# What is the justification for these two steps in proof of Baire's theorem?

Below is the statement and proof of Baire theorem from the textbook I'm using. I have some difficulties understanding it and I would appreciate if someone can explain it in more details. In particular I can't understand:

1. Why there exists a relatively compact neighbourhood $$U_1 \subseteq U_0$$ of point $$x'$$, such that $$\overline{U_1} \subseteq U_0 - A_1$$. From local compactness (in Hausdorff space) I understand that there exists a relatively compact neighbourhood $$U_1 \subseteq U_0$$ of point $$x'$$, such that $$U_1 \subseteq U_0 - A_1$$. But why is the closure $$\overline{U_1}$$ included in $$U_0 - A_1$$ as well?
2. Why is $$U_1$$ not contained in $$A_2$$? In other words, how do we know that $$U_1$$ is an open set?

Theorem (Baire)

Let $$A_1, A_2, \ldots$$ be a countable family of closed subsets with empty interior in a locally compact Hausdorff space $$X$$. Then $$\bigcup_{i=1}^{\infty} A_i$$ also has empty interior in $$X$$.

Proof:

Let $$U_0$$ be any open set in $$X$$. We will show that $$U_0$$ is not contained in $$\bigcup_{i=1}^{\infty} A_i$$, in other words, that $$U_0 - \bigcup_{i=1}^{\infty} A_i \neq \emptyset$$. Because $$A_1$$ has empty interior, there exists a point $$x' \in U_0 - A_1$$. Because of local compactness, there exists a relatively compact neighbourhood $$U_1 \subseteq U_0$$ of point $$x'$$, such that $$\overline{U_1} \subseteq U_0 - A_1$$. Similarily, because $$U_1$$ is not contained in $$A_2$$, there exists a relatively compact neighbourhood $$U_2$$, such that $$\overline{U_2} \subseteq U_1 - A_2$$. If we keep doing the same thing, we get a series of compact sets $$\overline{U_1} \supset \overline{U_2} \supset \overline{U_3} \supset \ldots$$, such that $$\overline{U_i} \cap A_i = \emptyset$$, for all $$i$$. Finally, $$\bigcap_i \overline{U_i}$$ is nonempty and by construction included in $$U_0 - \bigcup_{i = 1}^{\infty} A_i$$.

• To me, "neighborhood" signifies open set, so $U_1$ is of course open. (It's hard to guess how your textbook defines all its vocabulary.) Local compactness gives you an open subset of the given open set $U$ whose closure is contained in $U$. And I think the easiest answer to your first question is to let take $U=U_0-A_1$ as the open set to which to apply the definition.
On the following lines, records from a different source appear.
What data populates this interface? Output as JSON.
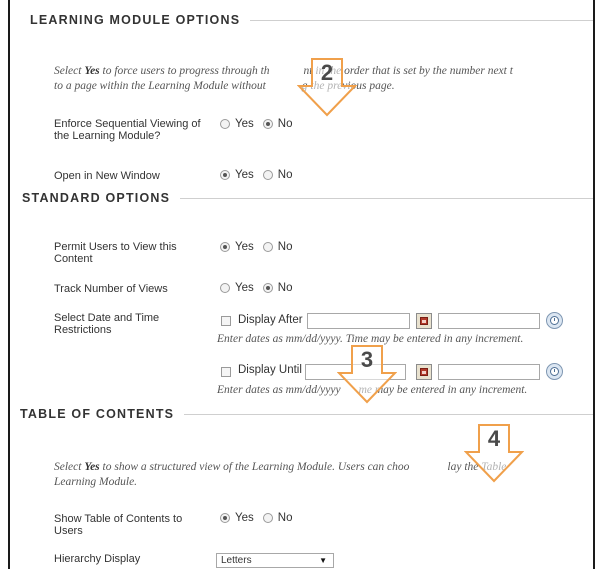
{
  "sections": {
    "learning": {
      "title": "LEARNING MODULE OPTIONS",
      "instr_pre": "Select ",
      "instr_bold": "Yes",
      "instr_line1_rest": " to force users to progress through th",
      "instr_line1_tail": "nt in the order that is set by the number next t",
      "instr_line2_head": "to a page within the Learning Module without",
      "instr_line2_tail": "g the previous page."
    },
    "standard": {
      "title": "STANDARD OPTIONS"
    },
    "toc": {
      "title": "TABLE OF CONTENTS",
      "instr_pre": "Select ",
      "instr_bold": "Yes",
      "instr_line1_rest": " to show a structured view of the Learning Module. Users can choo",
      "instr_line1_tail": "lay the Table",
      "instr_line2": "Learning Module."
    }
  },
  "fields": {
    "enforce": {
      "label": "Enforce Sequential Viewing of the Learning Module?",
      "yes": "Yes",
      "no": "No",
      "selected": "No"
    },
    "new_window": {
      "label": "Open in New Window",
      "yes": "Yes",
      "no": "No",
      "selected": "Yes"
    },
    "permit": {
      "label": "Permit Users to View this Content",
      "yes": "Yes",
      "no": "No",
      "selected": "Yes"
    },
    "track": {
      "label": "Track Number of Views",
      "yes": "Yes",
      "no": "No",
      "selected": "No"
    },
    "date_restrict": {
      "label": "Select Date and Time Restrictions",
      "display_after": "Display After",
      "display_until": "Display Until",
      "hint_after": "Enter dates as mm/dd/yyyy. Time may be entered in any increment.",
      "hint_until_head": "Enter dates as mm/dd/yyyy",
      "hint_until_tail": "me may be entered in any increment."
    },
    "show_toc": {
      "label": "Show Table of Contents to Users",
      "yes": "Yes",
      "no": "No",
      "selected": "Yes"
    },
    "hierarchy": {
      "label": "Hierarchy Display",
      "value": "Letters"
    }
  },
  "callouts": {
    "c2": "2",
    "c3": "3",
    "c4": "4"
  },
  "icons": {
    "calendar": "calendar-icon",
    "clock": "clock-icon",
    "chevron": "chevron-down-icon"
  },
  "colors": {
    "callout_orange": "#f0a04b",
    "border": "#1a1a1a"
  }
}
Commented Jan 1, 2022 at 22:17
• Yes, it defines neighborhood of x as open set that contains x. My textbook says that local compactness means there is a basis from relatively compact sets (and a relatively compact set is one whose closure is compact). Why exactly is the closure contained in U? Commented Jan 1, 2022 at 22:18
• Did they not prove the lemma that states precisely what I said above? It is a standard result. Commented Jan 1, 2022 at 23:03
• Have they shown that a locally compact Hausdorff space is regular in your text? Commented Jan 1, 2022 at 23:20
• It is fairly rare that neighborhoods are defined to be open, usually we say "open neighborhood" to indicate that it is supposed to be open. In general a neighborhood (of a point) is any subspace containing an open neighborhood (of that point). Commented Jan 2, 2022 at 10:14

A locally compact Hausdorff space is regular and so if $$x \in O$$ is a situation in such a space, where $$O$$ is open, we can find an open $$O_1$$ so that $$x \in O_1 \subseteq \overline{O_1} \subseteq O$$ by regularity. After that we can find a relatively compact $$U$$ so that $$x \in U \subseteq O_1$$ (because relatively compact sets form a base). It then follows that $$\overline{U} \subseteq \overline{O_1} \subseteq O$$: i.e. the closure of the relatively compact sets sits inside the original open set (and we can forget about the "auxiliary" $$O_1$$ again).
So the first part about why $$U$$ exists for $$x' \in U_0-A_1$$: it's the previous argument (lemma?) applied to the open set $$O=U_0-A_1$$ (which is open as an "open minus closed" set) and $$x=x'$$. The resulting $$U$$ is then called $$U_1$$ and is the next step in the recursion.
Next, $$A_2$$ also has empty interior. As $$U_1$$ is non-empty (as witnessed by $$x'$$ from before) it cannot be a subset of $$A_2$$. So $$U_1 - A_2$$ is open (open - closed again) and non-empty and "the show can continue" (we can proceed with the recursion).